First, I would like to finally end a few seemingly un-killable myths. Wherever we go we invariably hear someone in the crowd say that the "Big Secret" is: sugar water, hairspray, unicorn tears or Mountain Dew. Other than attracting every ant within five miles and throwing piles of cash out the window these magic additives would accomplish little, if anything.
Even within the realm of top-flight sand sculptors I've heard claims that an attractive molecular charge between water and sand grains, surface tension, etc. are the one true binding force behind what we do. Baloney.
In a word the big secret is "friction". More specifically, the sum total of all friction between the grains acting on each other. This is why compaction is so important. When you compact sand you increase the friction between the grains.

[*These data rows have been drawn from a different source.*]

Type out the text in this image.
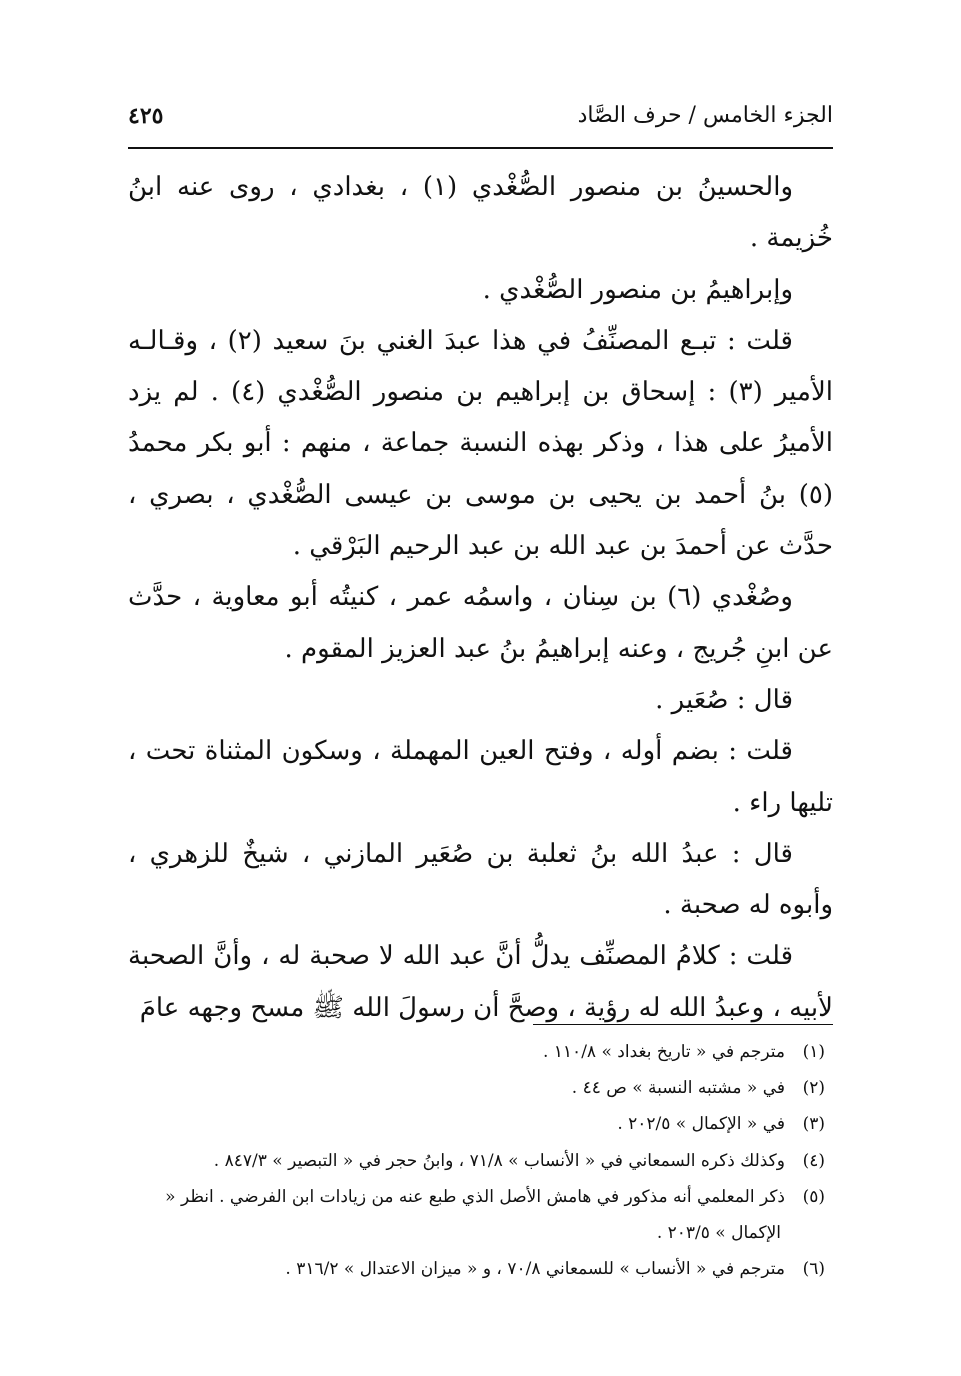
الجزء الخامس / حرف الصَّاد
٤٢٥

والحسينُ بن منصور الصُّغْدي (١) ، بغدادي ، روى عنه ابنُ خُزيمة .

وإبراهيمُ بن منصور الصُّغْدي .

قلت : تبـع المصنِّفُ في هذا عبدَ الغني بنَ سعيد (٢) ، وقـالـه الأمير (٣) : إسحاق بن إبراهيم بن منصور الصُّغْدي (٤) . لم يزد الأميرُ على هذا ، وذكر بهذه النسبة جماعة ، منهم : أبو بكر محمدُ (٥) بنُ أحمد بن يحيى بن موسى بن عيسى الصُّغْدي ، بصري ، حدَّث عن أحمدَ بن عبد الله بن عبد الرحيم البَرْقي .

وصُغْدي (٦) بن سِنان ، واسمُه عمر ، كنيتُه أبو معاوية ، حدَّث عن ابنِ جُريج ، وعنه إبراهيمُ بنُ عبد العزيز المقوم .

قال : صُعَير .

قلت : بضم أوله ، وفتح العين المهملة ، وسكون المثناة تحت ، تليها راء .

قال : عبدُ الله بنُ ثعلبة بن صُعَير المازني ، شيخٌ للزهري ، وأبوه له صحبة .

قلت : كلامُ المصنِّف يدلُّ أنَّ عبد الله لا صحبة له ، وأنَّ الصحبة لأبيه ، وعبدُ الله له رؤية ، وصحَّ أن رسولَ الله ﷺ مسح وجهه عامَ

(١)مترجم في « تاريخ بغداد » ١١٠/٨ .

(٢)في « مشتبه النسبة » ص ٤٤ .

(٣)في « الإكمال » ٢٠٢/٥ .

(٤)وكذلك ذكره السمعاني في « الأنساب » ٧١/٨ ، وابنُ حجر في « التبصير » ٨٤٧/٣ .

(٥)ذكر المعلمي أنه مذكور في هامش الأصل الذي طبع عنه من زيادات ابن الفرضي . انظر « الإكمال » ٢٠٣/٥ .

(٦)مترجم في « الأنساب » للسمعاني ٧٠/٨ ، و « ميزان الاعتدال » ٣١٦/٢ .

Uncompacted sand has relatively large pore spaces between the grains but compacted sand shrinks these spaces increasing points of contact between the individual grains and thereby increasing the friction between them. The more friction there is, the more resistant the grains are to separation.
One other important dynamic is "cross-linking", a term from soils engineering. Forcing randomly shaped grains tightly together causes many of them to naturally cross-link. Cross-linking is a common technique in masonry work where vertical joints between bricks, stones and block joints are intentionally staggered thereby vastly increasing the strength of the structure.
Friction is also why certain sands are better than others. Finer sands will naturally have smaller pore spaces and angular grains are most likely to tightly interlock and cross-link. Rounded grains will always have larger pore spaces between grains no matter how well compacted, and a naturally smooth surface further reduces friction. Beyond being merely rounded as the individual grains become more spherically shaped the grains also become incapable of cross-linking. Try to imagine stacking a pile of bowling balls. The advantages of a sand that compacts well are easy to see and will always make for a more enjoyable day when sculpting.